The speaker lineup featured leaders with New Hampshire ties in fields ranging from politics to technology to sports. Matt Bonner, a retired NBA player and Concord native, spoke about the importance of leading a team by example and the need for diverse viewpoints and backgrounds to foster true innovation. Reflecting on her time as an ASP student in 1996, Dr. Tehama Lopez Bunyasi, who teaches conflict analysis and resolution at George Mason University, said her summer at St. Paul’s School gave her confidence to connect with the people who would become her mentors and collaborators during college and in her career.
 
Coe-Brown Northwood Academy student Meredith Gibson is in the Law and Governance class at the ASP and volunteered to facilitate a Q&A session with Jane Flegal, who studied marine biology during SPS ASP 2004 and was an intern in the same class four years later. Flegal’s interest in the natural world has led to her current position as senior director for industrial emissions at the White House Council on Environmental Quality.
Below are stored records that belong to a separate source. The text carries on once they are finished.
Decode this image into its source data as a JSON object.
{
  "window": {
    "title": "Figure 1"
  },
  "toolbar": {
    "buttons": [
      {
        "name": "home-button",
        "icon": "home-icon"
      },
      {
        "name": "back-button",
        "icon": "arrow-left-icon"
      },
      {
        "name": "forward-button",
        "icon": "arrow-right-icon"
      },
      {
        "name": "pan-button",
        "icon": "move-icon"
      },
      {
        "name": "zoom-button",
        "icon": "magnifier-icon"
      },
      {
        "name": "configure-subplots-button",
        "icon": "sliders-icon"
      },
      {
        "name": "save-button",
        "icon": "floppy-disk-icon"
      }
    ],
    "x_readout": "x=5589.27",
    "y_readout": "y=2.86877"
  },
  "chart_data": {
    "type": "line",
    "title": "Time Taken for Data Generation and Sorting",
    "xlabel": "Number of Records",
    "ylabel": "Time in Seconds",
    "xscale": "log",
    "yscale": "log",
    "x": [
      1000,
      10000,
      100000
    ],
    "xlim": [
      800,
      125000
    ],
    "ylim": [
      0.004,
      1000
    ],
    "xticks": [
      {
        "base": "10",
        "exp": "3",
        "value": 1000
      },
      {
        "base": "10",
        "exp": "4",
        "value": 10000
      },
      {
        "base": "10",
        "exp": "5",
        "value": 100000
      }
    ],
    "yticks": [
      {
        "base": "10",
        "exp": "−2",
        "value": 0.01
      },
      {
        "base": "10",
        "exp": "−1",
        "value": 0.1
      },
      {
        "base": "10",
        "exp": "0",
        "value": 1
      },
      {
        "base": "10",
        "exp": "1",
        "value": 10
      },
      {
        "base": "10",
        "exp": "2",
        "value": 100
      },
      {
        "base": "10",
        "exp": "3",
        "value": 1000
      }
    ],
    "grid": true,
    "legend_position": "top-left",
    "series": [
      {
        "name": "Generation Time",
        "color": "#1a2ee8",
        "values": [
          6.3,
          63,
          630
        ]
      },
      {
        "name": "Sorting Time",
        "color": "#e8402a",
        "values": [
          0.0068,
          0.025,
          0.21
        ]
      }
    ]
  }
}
For Gibson, the experience demonstrated the importance of thoughtful, informed questions in crafting a conversation. “Throughout the NHLI program, I was able to learn that leadership looks different in various careers,” Gibson says. “Being a successful leader means to be confident in yourself.”
 
Other speakers included Kate Bergeron ASP ’88, vice president for hardware engineering at Apple; Mark Zankel, executive director of The Nature Conservancy in New Hampshire; Julian Jefferson, staff attorney in the New Hampshire Public Defenders’ office; and New Hampshire Gov. Chris Sununu.
 
“Our speakers have offered compelling reflections on what leadership looks like in their careers and their fields, and they have spoken about their ideas of what the future looks like in terms of sustainability, diversity and inclusion, and other big-picture issues,” Barnard says. “We’re trying to present the students with interesting ideas, but also to speak to them like the future leaders that we want them to be.”